Minggu, 19 April 2015

pertemanan = pernikahan


            Setelah mengobrol nyaris dua jam lamanya, dan setelah menghadiri acara pembukaan sebuah rumah makan yang dihadiri setelah acara reuni itu, saya pulang ke rumah dengan hati yang bergembira. Saya merasa terhibur. Maka, di saat itulah saya mengerti arti dari sebuah pertemanan.

            Bukan hanya karena saya merasa terhibur karena saya tak sendiri, tapi belajar untuk menerima setiap orang dengan apa adanya. Itu salah satu rahasia yang membuat tali pertemanan itu tak pernah luntur dan kemudian putus di tengah jalan. Kami memang tak sering bertemu, tapi malam itu kami sepakat untuk selalu hadir dan menyediakan waktu untuk bertemu satu bulan sekali.

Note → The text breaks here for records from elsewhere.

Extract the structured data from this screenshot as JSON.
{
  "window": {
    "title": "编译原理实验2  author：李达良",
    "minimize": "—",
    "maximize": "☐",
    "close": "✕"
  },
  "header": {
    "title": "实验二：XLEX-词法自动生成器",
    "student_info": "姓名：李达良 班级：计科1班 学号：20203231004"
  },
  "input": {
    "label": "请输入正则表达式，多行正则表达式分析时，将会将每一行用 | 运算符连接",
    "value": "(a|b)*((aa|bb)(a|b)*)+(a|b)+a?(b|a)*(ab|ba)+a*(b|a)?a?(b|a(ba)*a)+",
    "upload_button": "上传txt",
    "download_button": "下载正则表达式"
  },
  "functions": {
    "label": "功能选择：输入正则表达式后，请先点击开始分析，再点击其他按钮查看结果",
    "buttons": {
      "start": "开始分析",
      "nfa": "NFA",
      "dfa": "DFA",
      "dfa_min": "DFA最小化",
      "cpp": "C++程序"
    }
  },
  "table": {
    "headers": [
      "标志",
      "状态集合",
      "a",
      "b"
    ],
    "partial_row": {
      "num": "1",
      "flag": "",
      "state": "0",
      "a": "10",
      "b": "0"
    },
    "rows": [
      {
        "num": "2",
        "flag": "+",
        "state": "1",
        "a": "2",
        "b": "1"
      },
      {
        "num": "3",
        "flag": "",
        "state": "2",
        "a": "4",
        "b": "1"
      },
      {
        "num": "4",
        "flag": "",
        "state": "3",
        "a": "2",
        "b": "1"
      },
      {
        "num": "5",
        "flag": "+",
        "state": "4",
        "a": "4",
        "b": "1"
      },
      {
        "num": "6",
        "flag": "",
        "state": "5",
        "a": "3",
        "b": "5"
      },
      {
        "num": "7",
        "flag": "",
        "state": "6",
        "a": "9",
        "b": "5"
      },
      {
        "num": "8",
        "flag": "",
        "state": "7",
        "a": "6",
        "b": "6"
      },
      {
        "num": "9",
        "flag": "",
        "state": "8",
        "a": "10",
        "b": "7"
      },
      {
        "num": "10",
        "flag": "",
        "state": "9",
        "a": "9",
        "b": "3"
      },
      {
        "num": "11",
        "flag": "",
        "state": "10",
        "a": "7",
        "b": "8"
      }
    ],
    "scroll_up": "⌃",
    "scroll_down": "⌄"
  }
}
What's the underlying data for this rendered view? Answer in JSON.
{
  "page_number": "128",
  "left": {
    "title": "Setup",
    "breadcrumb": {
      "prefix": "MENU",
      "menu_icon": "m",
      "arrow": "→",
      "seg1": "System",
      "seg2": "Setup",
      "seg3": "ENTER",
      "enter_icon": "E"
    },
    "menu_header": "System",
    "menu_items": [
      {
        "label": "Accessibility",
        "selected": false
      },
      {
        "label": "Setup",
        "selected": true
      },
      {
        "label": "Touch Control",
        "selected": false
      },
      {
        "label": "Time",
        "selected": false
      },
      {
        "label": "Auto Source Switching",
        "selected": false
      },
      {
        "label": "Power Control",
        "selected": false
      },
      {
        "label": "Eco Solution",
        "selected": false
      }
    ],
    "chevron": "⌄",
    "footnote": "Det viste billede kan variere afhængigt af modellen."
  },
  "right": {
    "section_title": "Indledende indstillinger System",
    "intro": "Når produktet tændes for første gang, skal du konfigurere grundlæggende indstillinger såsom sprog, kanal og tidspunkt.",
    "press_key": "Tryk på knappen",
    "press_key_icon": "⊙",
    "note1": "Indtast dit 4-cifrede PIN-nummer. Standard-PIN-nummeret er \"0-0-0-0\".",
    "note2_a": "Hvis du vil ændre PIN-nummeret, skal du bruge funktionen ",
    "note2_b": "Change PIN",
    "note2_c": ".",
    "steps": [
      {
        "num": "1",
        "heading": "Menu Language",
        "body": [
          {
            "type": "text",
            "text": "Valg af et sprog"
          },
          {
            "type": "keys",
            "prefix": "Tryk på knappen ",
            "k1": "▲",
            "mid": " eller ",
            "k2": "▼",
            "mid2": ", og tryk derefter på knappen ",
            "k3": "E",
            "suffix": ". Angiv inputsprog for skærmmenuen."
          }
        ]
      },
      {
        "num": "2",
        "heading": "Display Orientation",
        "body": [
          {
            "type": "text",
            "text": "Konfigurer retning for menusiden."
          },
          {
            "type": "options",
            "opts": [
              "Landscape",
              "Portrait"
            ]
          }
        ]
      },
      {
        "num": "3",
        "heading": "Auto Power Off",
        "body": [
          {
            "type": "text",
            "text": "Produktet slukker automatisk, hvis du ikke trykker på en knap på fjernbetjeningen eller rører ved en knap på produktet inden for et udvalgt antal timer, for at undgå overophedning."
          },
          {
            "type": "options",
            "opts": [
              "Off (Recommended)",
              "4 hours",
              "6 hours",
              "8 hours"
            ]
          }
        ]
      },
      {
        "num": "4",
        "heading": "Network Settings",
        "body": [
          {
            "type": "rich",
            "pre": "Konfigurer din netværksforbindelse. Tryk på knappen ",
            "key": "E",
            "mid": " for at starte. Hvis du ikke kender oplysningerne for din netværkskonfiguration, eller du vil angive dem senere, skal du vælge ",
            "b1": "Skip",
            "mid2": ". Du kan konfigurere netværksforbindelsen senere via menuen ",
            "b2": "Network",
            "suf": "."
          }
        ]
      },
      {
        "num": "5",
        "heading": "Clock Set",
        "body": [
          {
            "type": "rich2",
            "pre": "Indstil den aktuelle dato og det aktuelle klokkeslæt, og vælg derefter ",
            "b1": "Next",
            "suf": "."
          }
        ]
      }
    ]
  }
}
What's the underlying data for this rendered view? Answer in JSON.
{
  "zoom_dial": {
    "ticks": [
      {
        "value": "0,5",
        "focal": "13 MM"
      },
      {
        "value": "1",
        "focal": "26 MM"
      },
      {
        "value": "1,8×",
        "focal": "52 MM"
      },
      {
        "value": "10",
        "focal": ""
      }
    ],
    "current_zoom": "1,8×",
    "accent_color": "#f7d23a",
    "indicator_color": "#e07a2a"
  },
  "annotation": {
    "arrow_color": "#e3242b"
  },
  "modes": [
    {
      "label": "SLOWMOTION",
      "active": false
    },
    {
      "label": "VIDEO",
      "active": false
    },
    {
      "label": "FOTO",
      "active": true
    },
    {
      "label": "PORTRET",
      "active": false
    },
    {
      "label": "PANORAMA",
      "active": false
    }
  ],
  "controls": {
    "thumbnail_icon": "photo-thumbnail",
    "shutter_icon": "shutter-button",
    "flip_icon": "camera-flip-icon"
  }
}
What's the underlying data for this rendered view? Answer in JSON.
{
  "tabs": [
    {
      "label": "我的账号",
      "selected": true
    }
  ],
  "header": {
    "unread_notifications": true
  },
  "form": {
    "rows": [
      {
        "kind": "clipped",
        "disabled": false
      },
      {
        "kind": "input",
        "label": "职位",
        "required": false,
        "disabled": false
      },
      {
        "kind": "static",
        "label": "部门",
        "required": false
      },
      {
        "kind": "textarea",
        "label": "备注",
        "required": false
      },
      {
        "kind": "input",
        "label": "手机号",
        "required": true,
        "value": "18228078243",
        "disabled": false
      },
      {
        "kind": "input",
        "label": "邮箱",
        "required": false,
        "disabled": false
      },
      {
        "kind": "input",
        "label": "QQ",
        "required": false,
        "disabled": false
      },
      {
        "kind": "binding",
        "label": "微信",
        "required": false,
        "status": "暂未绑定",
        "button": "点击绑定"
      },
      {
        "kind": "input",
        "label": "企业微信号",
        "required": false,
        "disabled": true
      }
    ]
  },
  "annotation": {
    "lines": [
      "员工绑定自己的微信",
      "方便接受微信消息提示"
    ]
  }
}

            Mengapa pertemuan macam ini diperlukan? Bukan sekadar mau menggosip, bukan hanya ingin mencari peluang bisnis, atau hanya sekadar mau melepas rindu, tetapi belajar melatih menjadi manusia yang lebih toleran. Menyediakan waktu, misalnya. Saya sampai bertanya sudah berapa lama saya tak bisa menyediakan waktu untuk orang lain, untuk orang yang tidak memberi saya apa-apa? Karena selama ini, saya selalu menyediakan waktu bagi mereka yang bisa membuat pemasukan saya makin besar.

            Kapan terakhir saya memberi telinga yang diberikan Sang Pencipta untuk mendengar cerita riang gembira atau yang membuat dahi berkerut dan jantung berdetak kencang sehingga seseorang bisa merasa kalau perasaan hatinya bisa tersalurkan? Kapan terakhir lubang telinga saya bisa berfungsi dengan baik sehingga seseorang mampu melepaskan tekanan batinnya meski sejenak saja?

            Malam itu saya belajar, saya tak bisa menjadi begitu egoisnya untuk tidak bisa hadir atau tidak menyediakan waktu yang hanya satu bulan sekali itu. Kalau saya menjadi begitu bahagia, itu karena mereka memutuskan menyediakan waktu di tengah Jakarta yang begitu macetnya, di tengah sejuta tetek bengek yang mereka hadapi. Maka, giliran saya untuk berpikir memasukkan jadwal pertemuan bulan depan ke dalam agenda. Tak ada alasan apa pun, kecuali saya game over.

            Pertemanan itu adalah sebuah pusat pelatihan untuk mengerti sesama manusia, sebagai pusat kesabaran untuk melatih mendengar, dan pusat kebugaran jiwa karena selain bisa tertawa terbahak dengan kekasih hati, saya bisa tertawa tergelak dengan teman yang jauh lebih dahulu mengenal saya sebelum mengenal kekasih hati.

            Maka, hidup itu akan selalu menjadi begitu menyenangkan kalau saya memiliki teman, terutama teman yang seperti sebuah perjanjian pernikahan. Setia sampai mati. Bersama berduka, bersama bersuka.